L'association internationale des développeurs de jeux IGDA a révélé ses résultats pour l'année 2023. Une année pleine de licenciements et d'incertitude pour de nombreux créateurs de jeux n'a pas révélé un excellent regard sur l'industrie dans son ensemble.
Dans l'enquête de l'IGDA, on peut voir que les problèmes principaux sont des choses comme la sécurité de l'emploi, l'équilibre entre vie professionnelle et vie privée ou l'inexistence de celui-ci, et la discrimination. "Même un poste salarié à temps plein n'est pas un emploi stable à long terme ni sans risques liés à l'emploi", peut-on lire dans l'enquête. "Les heures supplémentaires illimitées et non rémunérées ne se sont pas aggravées selon les données du MAS, mais elles n'ont pas non plus été supprimées. Les licenciements s'accompagnent souvent d'un appel à faire plus avec moins et les équipes risquent d'être confrontées à des charges accrues dans les mois à venir."

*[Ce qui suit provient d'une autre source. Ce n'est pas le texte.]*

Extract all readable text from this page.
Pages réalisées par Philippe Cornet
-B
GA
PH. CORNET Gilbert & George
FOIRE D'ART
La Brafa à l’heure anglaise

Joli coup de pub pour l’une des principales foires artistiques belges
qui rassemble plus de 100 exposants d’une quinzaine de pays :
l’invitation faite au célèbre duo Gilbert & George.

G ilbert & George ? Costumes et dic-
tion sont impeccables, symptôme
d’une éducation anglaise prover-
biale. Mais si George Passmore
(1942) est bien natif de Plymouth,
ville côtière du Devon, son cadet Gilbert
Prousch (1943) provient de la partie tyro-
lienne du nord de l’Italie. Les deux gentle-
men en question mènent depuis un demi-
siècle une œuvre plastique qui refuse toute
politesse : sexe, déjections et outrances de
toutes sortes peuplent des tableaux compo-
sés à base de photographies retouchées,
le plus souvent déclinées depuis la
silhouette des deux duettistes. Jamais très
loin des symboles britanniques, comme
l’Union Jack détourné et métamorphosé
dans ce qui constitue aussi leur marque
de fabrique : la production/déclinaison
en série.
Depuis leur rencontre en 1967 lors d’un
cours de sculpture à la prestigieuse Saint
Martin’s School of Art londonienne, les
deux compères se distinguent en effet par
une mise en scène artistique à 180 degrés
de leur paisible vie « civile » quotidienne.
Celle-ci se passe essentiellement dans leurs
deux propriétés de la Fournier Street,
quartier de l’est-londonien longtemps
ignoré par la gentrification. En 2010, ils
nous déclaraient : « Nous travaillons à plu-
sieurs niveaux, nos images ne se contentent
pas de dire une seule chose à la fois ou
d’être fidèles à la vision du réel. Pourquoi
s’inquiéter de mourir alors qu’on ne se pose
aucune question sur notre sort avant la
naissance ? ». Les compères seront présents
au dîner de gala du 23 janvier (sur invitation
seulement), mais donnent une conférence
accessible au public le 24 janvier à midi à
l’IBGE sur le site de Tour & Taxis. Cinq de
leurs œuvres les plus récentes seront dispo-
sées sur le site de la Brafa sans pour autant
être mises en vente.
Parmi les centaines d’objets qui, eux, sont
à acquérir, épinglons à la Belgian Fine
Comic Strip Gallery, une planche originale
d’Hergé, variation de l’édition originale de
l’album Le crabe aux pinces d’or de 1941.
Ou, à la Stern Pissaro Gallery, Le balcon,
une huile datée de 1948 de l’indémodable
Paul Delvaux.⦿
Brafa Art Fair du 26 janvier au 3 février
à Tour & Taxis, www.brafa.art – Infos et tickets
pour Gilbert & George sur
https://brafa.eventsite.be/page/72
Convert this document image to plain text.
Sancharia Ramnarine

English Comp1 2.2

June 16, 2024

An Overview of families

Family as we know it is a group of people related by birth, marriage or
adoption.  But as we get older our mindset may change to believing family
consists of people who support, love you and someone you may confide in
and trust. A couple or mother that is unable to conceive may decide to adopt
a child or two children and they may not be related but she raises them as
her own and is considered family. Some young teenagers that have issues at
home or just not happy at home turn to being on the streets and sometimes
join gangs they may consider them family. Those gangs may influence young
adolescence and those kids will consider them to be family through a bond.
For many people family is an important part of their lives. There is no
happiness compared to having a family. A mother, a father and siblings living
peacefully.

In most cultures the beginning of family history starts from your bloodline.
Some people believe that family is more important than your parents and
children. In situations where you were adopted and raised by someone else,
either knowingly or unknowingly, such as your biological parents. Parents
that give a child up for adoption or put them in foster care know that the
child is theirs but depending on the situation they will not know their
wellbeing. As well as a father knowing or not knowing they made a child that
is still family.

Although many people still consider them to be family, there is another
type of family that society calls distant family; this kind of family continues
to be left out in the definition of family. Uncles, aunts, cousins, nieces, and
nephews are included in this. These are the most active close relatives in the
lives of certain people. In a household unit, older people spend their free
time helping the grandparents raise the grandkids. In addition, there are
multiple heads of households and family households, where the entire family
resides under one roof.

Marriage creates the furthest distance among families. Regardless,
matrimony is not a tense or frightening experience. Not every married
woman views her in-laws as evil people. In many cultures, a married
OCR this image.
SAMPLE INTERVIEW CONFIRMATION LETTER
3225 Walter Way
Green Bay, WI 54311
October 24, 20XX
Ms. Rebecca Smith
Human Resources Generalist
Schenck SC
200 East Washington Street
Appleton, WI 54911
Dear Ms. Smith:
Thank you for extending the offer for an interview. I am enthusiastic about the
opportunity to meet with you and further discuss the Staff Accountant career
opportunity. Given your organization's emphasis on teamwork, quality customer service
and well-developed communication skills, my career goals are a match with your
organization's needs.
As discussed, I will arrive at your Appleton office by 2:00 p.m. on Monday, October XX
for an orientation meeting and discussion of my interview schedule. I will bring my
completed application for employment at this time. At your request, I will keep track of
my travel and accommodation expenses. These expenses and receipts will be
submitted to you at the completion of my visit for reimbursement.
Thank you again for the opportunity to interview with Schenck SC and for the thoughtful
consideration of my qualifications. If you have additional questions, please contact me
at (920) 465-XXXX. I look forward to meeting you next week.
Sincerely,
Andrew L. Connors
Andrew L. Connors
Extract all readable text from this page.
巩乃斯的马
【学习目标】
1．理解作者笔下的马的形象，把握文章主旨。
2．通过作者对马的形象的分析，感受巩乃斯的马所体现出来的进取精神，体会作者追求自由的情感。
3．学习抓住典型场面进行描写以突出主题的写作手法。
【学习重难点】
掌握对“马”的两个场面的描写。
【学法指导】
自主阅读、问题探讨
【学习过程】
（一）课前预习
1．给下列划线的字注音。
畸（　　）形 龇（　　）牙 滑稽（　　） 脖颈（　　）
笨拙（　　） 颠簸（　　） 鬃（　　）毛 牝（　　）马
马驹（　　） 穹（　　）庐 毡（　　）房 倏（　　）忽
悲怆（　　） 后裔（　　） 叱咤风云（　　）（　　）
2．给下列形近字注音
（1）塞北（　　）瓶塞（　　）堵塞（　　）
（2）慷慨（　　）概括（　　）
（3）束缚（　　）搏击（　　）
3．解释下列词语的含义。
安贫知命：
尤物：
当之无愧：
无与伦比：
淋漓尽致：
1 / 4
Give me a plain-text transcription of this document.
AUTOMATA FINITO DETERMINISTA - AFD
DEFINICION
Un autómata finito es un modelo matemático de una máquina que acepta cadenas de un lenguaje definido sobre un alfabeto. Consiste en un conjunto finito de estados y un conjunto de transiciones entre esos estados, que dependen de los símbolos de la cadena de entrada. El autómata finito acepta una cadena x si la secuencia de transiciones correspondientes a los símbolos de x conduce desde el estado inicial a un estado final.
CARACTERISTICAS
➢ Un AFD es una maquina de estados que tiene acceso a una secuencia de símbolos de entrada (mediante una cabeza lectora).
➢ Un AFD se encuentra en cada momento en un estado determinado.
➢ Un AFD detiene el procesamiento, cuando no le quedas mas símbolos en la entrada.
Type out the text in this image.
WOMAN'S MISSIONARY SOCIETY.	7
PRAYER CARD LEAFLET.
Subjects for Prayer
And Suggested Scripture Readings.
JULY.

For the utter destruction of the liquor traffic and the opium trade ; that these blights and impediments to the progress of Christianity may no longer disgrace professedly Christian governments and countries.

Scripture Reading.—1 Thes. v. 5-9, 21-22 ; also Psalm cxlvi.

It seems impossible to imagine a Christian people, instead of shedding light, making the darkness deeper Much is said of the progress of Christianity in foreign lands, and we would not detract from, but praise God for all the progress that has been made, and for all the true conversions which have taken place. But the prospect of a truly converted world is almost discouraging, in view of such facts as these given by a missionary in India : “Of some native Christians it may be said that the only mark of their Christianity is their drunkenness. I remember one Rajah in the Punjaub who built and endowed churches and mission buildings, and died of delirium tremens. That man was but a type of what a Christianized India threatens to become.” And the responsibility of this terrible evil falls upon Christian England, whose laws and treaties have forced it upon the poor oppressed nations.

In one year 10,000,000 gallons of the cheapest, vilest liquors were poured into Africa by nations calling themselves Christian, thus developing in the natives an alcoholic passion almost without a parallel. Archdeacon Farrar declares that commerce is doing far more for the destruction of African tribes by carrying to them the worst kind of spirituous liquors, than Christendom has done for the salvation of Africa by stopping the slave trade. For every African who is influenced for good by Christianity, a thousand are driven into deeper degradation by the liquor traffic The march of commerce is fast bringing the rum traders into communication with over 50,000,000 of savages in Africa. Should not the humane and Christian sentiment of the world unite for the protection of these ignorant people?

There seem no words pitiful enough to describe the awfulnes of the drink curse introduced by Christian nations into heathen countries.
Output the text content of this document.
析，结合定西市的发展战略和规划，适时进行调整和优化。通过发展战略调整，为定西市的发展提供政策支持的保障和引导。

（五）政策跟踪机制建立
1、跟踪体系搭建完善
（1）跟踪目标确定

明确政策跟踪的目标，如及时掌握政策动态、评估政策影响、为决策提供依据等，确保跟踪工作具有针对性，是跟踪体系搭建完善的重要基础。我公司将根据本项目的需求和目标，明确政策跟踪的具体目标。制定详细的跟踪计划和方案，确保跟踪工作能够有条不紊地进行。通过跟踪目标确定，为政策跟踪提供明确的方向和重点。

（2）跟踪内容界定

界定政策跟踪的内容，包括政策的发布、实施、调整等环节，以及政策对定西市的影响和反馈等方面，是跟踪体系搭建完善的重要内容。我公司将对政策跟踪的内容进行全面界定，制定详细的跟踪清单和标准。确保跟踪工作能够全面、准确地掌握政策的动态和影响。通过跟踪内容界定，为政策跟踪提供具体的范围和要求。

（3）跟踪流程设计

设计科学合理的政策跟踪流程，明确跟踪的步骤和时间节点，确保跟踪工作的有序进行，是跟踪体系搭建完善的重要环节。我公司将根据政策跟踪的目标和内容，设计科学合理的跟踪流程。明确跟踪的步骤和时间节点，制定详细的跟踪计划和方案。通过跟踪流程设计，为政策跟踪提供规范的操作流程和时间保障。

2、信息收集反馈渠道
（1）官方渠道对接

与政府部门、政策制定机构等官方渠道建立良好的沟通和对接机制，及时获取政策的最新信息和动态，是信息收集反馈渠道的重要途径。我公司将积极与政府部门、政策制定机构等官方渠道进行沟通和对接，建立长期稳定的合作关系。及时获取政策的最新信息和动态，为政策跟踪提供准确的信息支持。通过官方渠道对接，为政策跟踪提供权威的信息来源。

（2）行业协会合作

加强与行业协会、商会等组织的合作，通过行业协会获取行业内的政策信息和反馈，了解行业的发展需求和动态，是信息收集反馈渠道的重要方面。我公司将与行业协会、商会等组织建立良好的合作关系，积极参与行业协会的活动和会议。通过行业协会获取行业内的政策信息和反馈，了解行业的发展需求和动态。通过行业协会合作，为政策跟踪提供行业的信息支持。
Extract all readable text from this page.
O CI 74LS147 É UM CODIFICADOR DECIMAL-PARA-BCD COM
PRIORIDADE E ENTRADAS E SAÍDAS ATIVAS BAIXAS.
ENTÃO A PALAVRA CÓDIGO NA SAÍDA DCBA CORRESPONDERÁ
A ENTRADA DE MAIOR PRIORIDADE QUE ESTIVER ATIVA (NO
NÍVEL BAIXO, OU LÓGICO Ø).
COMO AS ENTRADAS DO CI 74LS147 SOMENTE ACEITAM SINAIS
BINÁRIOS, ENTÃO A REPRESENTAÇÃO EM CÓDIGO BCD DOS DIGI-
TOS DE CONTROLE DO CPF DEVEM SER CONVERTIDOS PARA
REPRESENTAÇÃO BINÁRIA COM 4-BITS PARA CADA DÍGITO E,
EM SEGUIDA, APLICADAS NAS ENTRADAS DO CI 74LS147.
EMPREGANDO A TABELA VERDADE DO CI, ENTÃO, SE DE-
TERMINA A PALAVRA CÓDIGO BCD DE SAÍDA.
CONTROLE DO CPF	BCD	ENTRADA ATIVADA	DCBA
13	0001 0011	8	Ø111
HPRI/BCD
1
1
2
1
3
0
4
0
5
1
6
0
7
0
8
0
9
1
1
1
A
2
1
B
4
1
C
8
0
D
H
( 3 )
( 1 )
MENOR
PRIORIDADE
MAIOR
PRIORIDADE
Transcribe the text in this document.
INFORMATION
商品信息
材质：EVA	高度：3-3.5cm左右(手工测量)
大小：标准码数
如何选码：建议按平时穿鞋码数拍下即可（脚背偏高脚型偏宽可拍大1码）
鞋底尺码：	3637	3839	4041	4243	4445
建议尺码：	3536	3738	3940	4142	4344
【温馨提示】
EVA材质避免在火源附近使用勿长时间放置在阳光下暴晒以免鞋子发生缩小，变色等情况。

L'enquête, qui se concentre sur les développeurs nord-américains, attire également l'attention sur l'utilisation de pigistes et sur le fait qu'ils sont souvent moins bien lotis que les employés salariés, ne bénéficiant pratiquement d'aucun avantage et ne recevant qu'une fraction du salaire. Beaucoup d'entre eux ont été signalés comme gagnant 15 000 dollars par an ou moins.
L'enquête a également mis en évidence l'existence d'une discrimination sur le lieu de travail. Elle a révélé que la plupart des développeurs de jeux aux États-Unis étaient encore de jeunes hommes blancs n'ayant pas la charge d'enfants. L'enquête a également révélé un nombre élevé de cas de maladies mentales chez les développeurs de jeux.